In the current study it was critical to identify a visuospatial working memory task that would be widely-available in the real-world. Clearly a standard neuropsychological test battery visuospatial task such as the WAIS block design
[26] would be impractical to deliver en mass. The popular computer game “Tetris” has been demonstrated to be a visuospatial task
[27]–
[30], drawing on mental rotation and the type of processing we recruit when forming mental images. Playing “Tetris” can even result in participants experiencing subsequent visual images of the game itself at a later time
[30], implicating its involvement with intrusive, image-based memory. The capacity of visual memory is both limited and vulnerable to proactive interference, i.e. interruption of memory for presented stimuli by the presentation of similar, but different stimuli after a time delay
[31]. Thus “Tetris” provides a promising candidate. Interestingly, watching violent films and playing prolonged computer games are typically associated with negative impact on psychological well being and behavior in both children and adults
[32]. This has led to public concern over their ready availability. However, clearly not all computer games are bad for you
[27].
We now report the impact of a cognitive visuospatial task, a computerized mental rotation game, on the modulation of analog flashbacks to trauma. Given our earlier experimental demonstration that engaging in visuospatial tasks peri-traumatically (i.e. during trauma film viewing) reduces subsequent intrusive imagery (analog flashbacks), we tested here whether the window for intervention could be extended into the post-trauma period (i.e. after trauma film viewing). This is a critical question since in real-world trauma successful manipulation of flashbacks would need to be conducted post-event rather than peri-traumatically. Further, investigating a time-frame for intervention in the near aftermath of trauma, yet within a window of memory malleability has clear clinical implications. Recent statistics indicate that the average waiting time in an emergency department in the United States is 30-mins
[33]. To test the real-world application of our paradigm, we explored the manipulation of flashbacks in the laboratory 30-min after watching a trauma film.

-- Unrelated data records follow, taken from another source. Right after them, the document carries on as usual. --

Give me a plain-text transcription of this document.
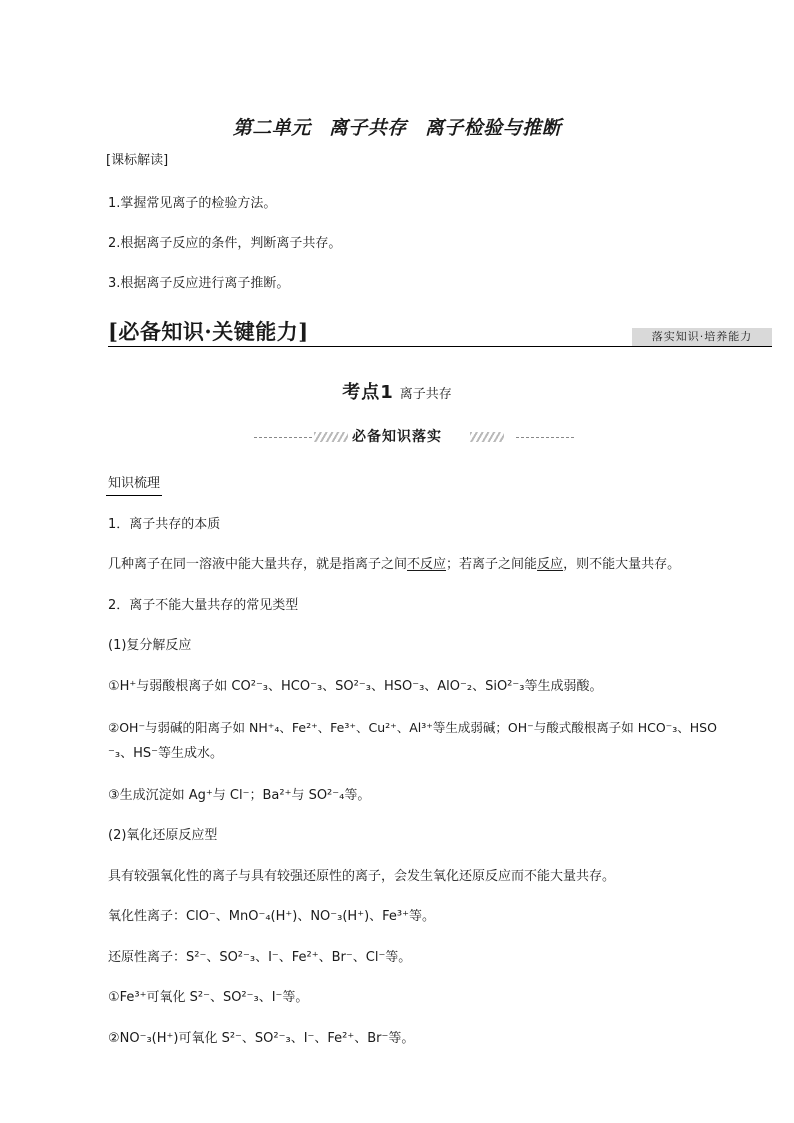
第二单元 离子共存 离子检验与推断
[课标解读]
1.掌握常见离子的检验方法。
2.根据离子反应的条件，判断离子共存。
3.根据离子反应进行离子推断。
[必备知识·关键能力]	落实知识·培养能力
考点1 离子共存
必备知识落实
知识梳理
1．离子共存的本质
几种离子在同一溶液中能大量共存，就是指离子之间不反应；若离子之间能反应，则不能大量共存。
2．离子不能大量共存的常见类型
(1)复分解反应
①H⁺与弱酸根离子如 CO²⁻₃、HCO⁻₃、SO²⁻₃、HSO⁻₃、AlO⁻₂、SiO²⁻₃等生成弱酸。
②OH⁻与弱碱的阳离子如 NH⁺₄、Fe²⁺、Fe³⁺、Cu²⁺、Al³⁺等生成弱碱；OH⁻与酸式酸根离子如 HCO⁻₃、HSO
⁻₃、HS⁻等生成水。
③生成沉淀如 Ag⁺与 Cl⁻；Ba²⁺与 SO²⁻₄等。
(2)氧化还原反应型
具有较强氧化性的离子与具有较强还原性的离子，会发生氧化还原反应而不能大量共存。
氧化性离子：ClO⁻、MnO⁻₄(H⁺)、NO⁻₃(H⁺)、Fe³⁺等。
还原性离子：S²⁻、SO²⁻₃、I⁻、Fe²⁺、Br⁻、Cl⁻等。
①Fe³⁺可氧化 S²⁻、SO²⁻₃、I⁻等。
②NO⁻₃(H⁺)可氧化 S²⁻、SO²⁻₃、I⁻、Fe²⁺、Br⁻等。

Our suggestion to manipulate flashbacks in the aftermath of a traumatic experience is supported by various experimental demonstrations that newly formed memories are initially labile for a short time and thus subject to interference. In rats, the consolidation of fear memories can be inhibited in a dose dependent fashion with administration of either anisomycin or Rp-cAMPS in the immediate post-training phase
[34]. Furthermore, even established memories may be subject to manipulation upon reactivation–the triggering of previously consolidated memories may return them to a labile state and in need of
reconsolidation if they are to persist
[14],
[35],
[36]. In humans, the consolidation or stabilization of motor memory (in this case, a finger pattern tapping task) has been demonstrated to occur in the first 6-hours following initial learning: learning a new variation on the motor task after reactivation of the previously learned motor task can block the reconsolidation of memory for the original task
[15]. Although there are doubts as to whether such reconsolidation may occur for all types of memory
[37], of particular interest to PTSD research is that flashbacks for trauma may be pharmacologically modulated
[4],
[38], though this has not been without controversy
[5]. Given the potential advantages of a non-invasive procedure, we were interested in testing whether a cognitive intervention-a visuospatial task-could modulate later flashbacks to traumatic material.
We predicted that playing a visuospatial computer game requiring mental rotation of shapes (“Tetris”
[39]), 30-min after viewing graphic and traumatic film footage, would help reduce later involuntary flashbacks of the traumatic material, but leave voluntary memory retrieval intact. Similarly we predicted that playing “Tetris” would be associated with reduced clinical symptomatology at one week.